The images in the linky thingy is a happy suprise! I've just posted my link to my first, Wilkie Collins' "The Woman in White", which was super. I might not have read it except for this challenge, so thanks for that! (Deadly Decades, pre-1900's).
Posted by fourth one today, Bev. DEATH IN KASHMIR by M.M. Kaye.
Golden Age Girls and Lethal Locations.
Added my first review for "cherchez le homme". Sherwood King's "Between Murders".
Ooof, sorry I didn't do the name thing right. It's been a bit of a crazy time lately, and we all know I ain't right to begin with :)
Just posted my first "golden age girls" review.
I've just put up my review of Pamela Branch's LION IN THE CELLAR. Branch is one of the authors I selected for my "Persons of Interest" theme.
My third decade for the Deadly Decades theme is Edgar Wallace's 1917 thriller, "The Secret House." It's sheer fun, with the action moving so fast the reader doesn't have time to realize how far-fetched the story is. Full review at ClassicMysteries.
Week four, and the roaring 20s. This week's entry: "The Mysterious Affair at Styles," by Agatha Christie, first published in 1920. It was her first novel and the first to feature Hercule Poirot. Full review at Classic Mysteries.
I just posted a review of an engrossing historical mystery, set during the Rangaku in Japan, with a clever inverted plot at its core.
Full review of Bertus Aafjes' Een lampion voor een blinde (A Lantern for the Blind).
I've just posted the links to my second and third read for the challenge. Going great!
I've added the link for my review of "An Oxford Tragedy" by J.C. Masterman.
The link I provided earlier (#61) goes only to the book cover. I've added the correct link to the review at #64.

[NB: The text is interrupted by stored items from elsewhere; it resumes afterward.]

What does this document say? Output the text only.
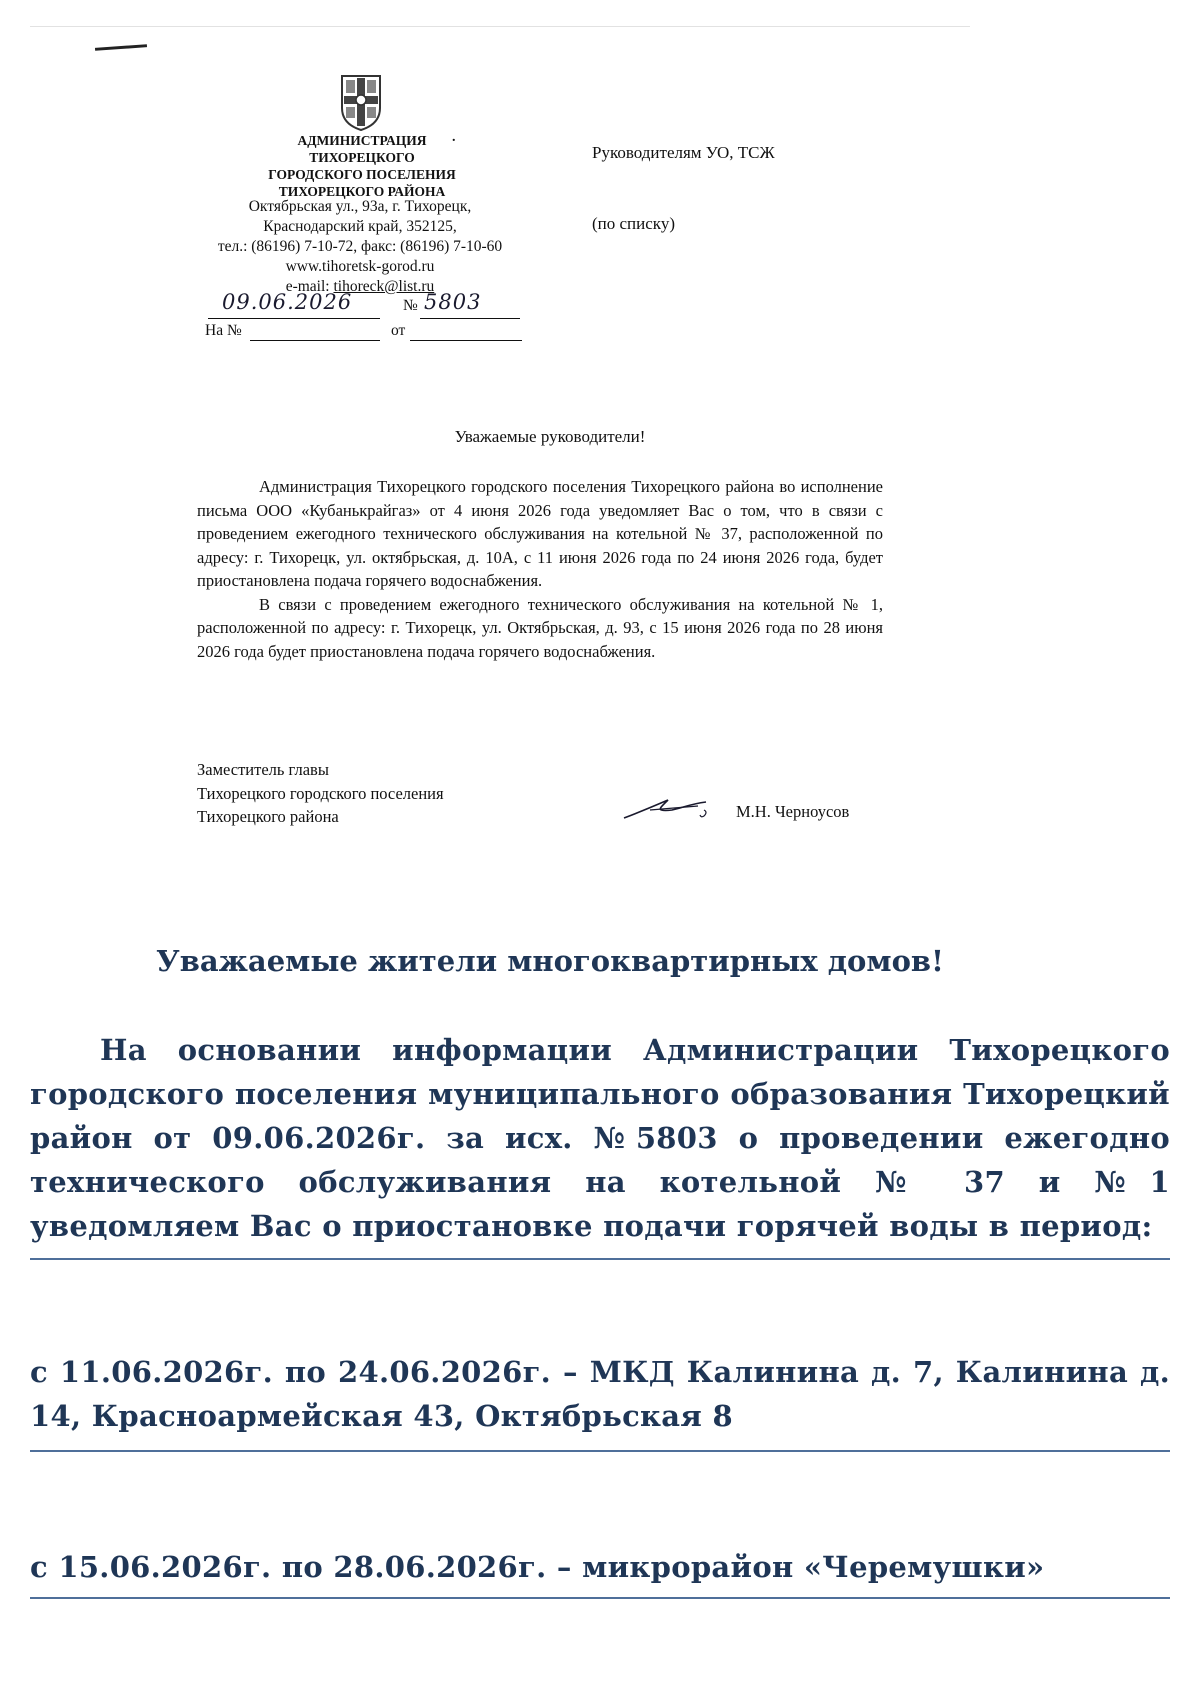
АДМИНИСТРАЦИЯ
ТИХОРЕЦКОГО
ГОРОДСКОГО ПОСЕЛЕНИЯ
ТИХОРЕЦКОГО РАЙОНА
.
Октябрьская ул., 93а, г. Тихорецк,
Краснодарский край, 352125,
тел.: (86196) 7-10-72, факс: (86196) 7-10-60
www.tihoretsk-gorod.ru
e-mail: tihoreck@list.ru
09.06.2026	№ 5803
На №	от
Руководителям УО, ТСЖ
(по списку)
Уважаемые руководители!

Администрация Тихорецкого городского поселения Тихорецкого района во исполнение письма ООО «Кубанькрайгаз» от 4 июня 2026 года уведомляет Вас о том, что в связи с проведением ежегодного технического обслуживания на котельной № 37, расположенной по адресу: г. Тихорецк, ул. октябрьская, д. 10А, с 11 июня 2026 года по 24 июня 2026 года, будет приостановлена подача горячего водоснабжения.

В связи с проведением ежегодного технического обслуживания на котельной № 1, расположенной по адресу: г. Тихорецк, ул. Октябрьская, д. 93, с 15 июня 2026 года по 28 июня 2026 года будет приостановлена подача горячего водоснабжения.

Заместитель главы
Тихорецкого городского поселения
Тихорецкого района	М.Н. Черноусов
Уважаемые жители многоквартирных домов!

На основании информации Администрации Тихорецкого городского поселения муниципального образования Тихорецкий район от 09.06.2026г. за исх. №5803 о проведении ежегодно технического обслуживания на котельной № 37 и №1 уведомляем Вас о приостановке подачи горячей воды в период:

с 11.06.2026г. по 24.06.2026г. – МКД Калинина д. 7, Калинина д. 14, Красноармейская 43, Октябрьская 8
с 15.06.2026г. по 28.06.2026г. – микрорайон «Черемушки»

For the "Deadly Decade" of the 1940s this week, I offer a review of Elizabeth Daly's "Any Shape or Form." It's a classic puzzle-plot type of mystery and one of Daly's best (she was said to be Agatha Christie's favorite American author). It's #69 above, or at Classic Mysteries.
My review of WHO KILLED THE CURATE? by Joan Coggins is up at #70 above. Goodness, there are going to be lots of links when we're through with this challenge.
@Carol: I know! It would have been a much more compact and tidier list if I hadn't mysteriously programmed the thing to ask for a thumbnail picture. I don't know how that happened and I haven't been able to undo it. I figure at this point we'll just have to go with it....I don't want to lose anybody's entry.
Bev, I have a question. Would a book like The Floating Admiral count for my short story challenge. It's one novel, but each chapter is written by a different author (13 authors in all).
Have added my latest review - The Grand Babylon Hotel by Arnold Bennett. Theme - Location
Hi Bev - just added my review of TH White DARKNESS AT PEMBERLEY, another excellent Golden Age mystery set at Cambridge University.
Thanks for looking after us.
Sergio
@Ryan: As long as it fit a theme and is pre-1960, then, yes, it may count.